According to this report, Professor Tribe is not about to change his position. “I doubt that I would reach a new conclusion upon reexamining the matter even though, given the current political circumstances, I obviously wish the situation were otherwise,” he told a reporter, but he also subsequently tweeted that he would consider counterarguments made by other scholars.
For my part, I think Tribe should reconsider. I did not find his argument persuasive in 2020 (see this point-by-point rebuttal by Michael Ramsey), and do not find it persuasive today. The Constitution provides that the Vice President is the president of the Senate and that legislative body’s presiding officer, and I see nothing in the Constitution to suggest the Vice President loses these capacities when the Senate exercises its advise and consent function. Moreover, Vice Presidents have cast tie-breaking votes for judicial nominations in the past. Mike Pence cast the tie-breaking vote to confirm Jonathan Kobes to the U.S. Court of Appeals for the Eighth Circuit in 2018, and Kamala Harris did so to confirm Jennifer Sung to the U.S. Court of Appeals for the Ninth Circuit this past December. So even if Tribe were correct as an original matter, it would seem it is too late to turn back now.

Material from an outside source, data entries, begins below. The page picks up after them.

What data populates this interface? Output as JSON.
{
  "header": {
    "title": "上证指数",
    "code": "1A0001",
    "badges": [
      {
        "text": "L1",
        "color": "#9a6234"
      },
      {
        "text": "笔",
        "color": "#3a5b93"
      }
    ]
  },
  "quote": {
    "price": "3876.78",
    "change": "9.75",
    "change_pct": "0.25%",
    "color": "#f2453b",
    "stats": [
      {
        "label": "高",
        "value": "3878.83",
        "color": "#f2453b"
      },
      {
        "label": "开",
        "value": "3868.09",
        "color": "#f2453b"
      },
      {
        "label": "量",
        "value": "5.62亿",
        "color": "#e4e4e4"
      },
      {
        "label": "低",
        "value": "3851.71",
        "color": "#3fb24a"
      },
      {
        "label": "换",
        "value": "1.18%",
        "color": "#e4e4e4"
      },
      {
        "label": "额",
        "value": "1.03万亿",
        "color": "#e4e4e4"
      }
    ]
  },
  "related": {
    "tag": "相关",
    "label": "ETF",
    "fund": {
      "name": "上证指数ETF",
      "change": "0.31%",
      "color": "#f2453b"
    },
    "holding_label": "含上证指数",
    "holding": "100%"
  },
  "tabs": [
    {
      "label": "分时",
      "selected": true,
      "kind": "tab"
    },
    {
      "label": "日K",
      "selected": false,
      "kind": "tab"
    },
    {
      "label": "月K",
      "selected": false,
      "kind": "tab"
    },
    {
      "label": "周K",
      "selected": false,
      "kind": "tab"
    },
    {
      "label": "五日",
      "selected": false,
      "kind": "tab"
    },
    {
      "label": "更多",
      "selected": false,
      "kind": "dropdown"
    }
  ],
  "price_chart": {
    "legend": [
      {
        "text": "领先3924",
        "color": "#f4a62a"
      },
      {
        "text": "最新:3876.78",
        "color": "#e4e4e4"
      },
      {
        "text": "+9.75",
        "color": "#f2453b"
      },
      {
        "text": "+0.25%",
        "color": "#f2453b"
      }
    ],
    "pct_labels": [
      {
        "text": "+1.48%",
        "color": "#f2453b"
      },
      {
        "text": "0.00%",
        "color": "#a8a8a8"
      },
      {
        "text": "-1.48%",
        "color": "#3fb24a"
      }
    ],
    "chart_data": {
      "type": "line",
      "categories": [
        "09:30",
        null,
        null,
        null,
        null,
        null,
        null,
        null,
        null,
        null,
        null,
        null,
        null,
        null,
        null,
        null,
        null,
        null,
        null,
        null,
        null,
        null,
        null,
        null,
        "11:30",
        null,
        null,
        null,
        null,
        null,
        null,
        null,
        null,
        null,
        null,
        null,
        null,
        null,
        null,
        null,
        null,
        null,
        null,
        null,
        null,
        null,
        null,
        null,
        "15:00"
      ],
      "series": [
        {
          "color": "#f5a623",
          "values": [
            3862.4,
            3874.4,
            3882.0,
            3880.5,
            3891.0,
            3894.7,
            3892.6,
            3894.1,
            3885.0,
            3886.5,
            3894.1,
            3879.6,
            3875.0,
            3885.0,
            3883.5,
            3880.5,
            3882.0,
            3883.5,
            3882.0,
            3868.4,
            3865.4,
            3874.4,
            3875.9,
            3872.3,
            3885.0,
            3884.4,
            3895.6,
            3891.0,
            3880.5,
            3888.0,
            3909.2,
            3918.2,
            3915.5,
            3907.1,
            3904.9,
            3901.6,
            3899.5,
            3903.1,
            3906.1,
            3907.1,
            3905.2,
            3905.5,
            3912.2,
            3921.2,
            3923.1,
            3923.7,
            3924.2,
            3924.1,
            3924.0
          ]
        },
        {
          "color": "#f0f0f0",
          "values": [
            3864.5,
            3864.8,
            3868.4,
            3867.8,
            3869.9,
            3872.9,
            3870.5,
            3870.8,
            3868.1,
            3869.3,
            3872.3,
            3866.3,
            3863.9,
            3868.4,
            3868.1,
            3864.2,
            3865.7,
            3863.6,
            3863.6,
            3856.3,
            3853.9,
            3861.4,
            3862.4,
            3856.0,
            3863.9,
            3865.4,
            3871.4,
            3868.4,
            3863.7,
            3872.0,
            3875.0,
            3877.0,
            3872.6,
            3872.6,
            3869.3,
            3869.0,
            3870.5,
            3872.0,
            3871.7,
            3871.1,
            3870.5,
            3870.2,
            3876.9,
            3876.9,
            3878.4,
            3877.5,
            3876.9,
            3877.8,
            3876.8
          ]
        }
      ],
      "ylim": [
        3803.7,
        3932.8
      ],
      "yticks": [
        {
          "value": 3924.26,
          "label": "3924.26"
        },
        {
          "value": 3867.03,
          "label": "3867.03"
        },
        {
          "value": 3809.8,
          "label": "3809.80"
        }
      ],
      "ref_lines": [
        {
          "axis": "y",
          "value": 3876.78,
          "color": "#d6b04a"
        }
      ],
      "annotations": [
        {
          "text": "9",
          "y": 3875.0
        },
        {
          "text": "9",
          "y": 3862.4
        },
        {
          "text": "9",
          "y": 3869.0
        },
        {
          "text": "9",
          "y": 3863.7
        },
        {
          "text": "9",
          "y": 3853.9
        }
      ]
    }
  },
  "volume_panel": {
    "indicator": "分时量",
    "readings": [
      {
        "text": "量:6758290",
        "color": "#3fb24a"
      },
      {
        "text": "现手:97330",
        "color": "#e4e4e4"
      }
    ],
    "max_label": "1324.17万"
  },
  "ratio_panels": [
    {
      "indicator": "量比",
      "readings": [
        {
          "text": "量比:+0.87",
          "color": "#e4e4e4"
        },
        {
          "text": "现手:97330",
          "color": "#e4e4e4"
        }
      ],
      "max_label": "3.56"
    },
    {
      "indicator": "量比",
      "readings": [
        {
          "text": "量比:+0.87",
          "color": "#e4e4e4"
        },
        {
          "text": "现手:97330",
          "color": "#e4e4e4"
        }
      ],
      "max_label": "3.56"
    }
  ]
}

In the end it will be interesting to see whether President Biden nominates a jurist with an eye toward attracting Republican support. At times in his career Biden has struck a conciliatory note on judicial nominations. At other times he was among the most obstructionist members of the Senate. No doubt both experiences will influence how he makes his ultimate decision, as will whether the White House is certain the nominee has 50 Democratic votes.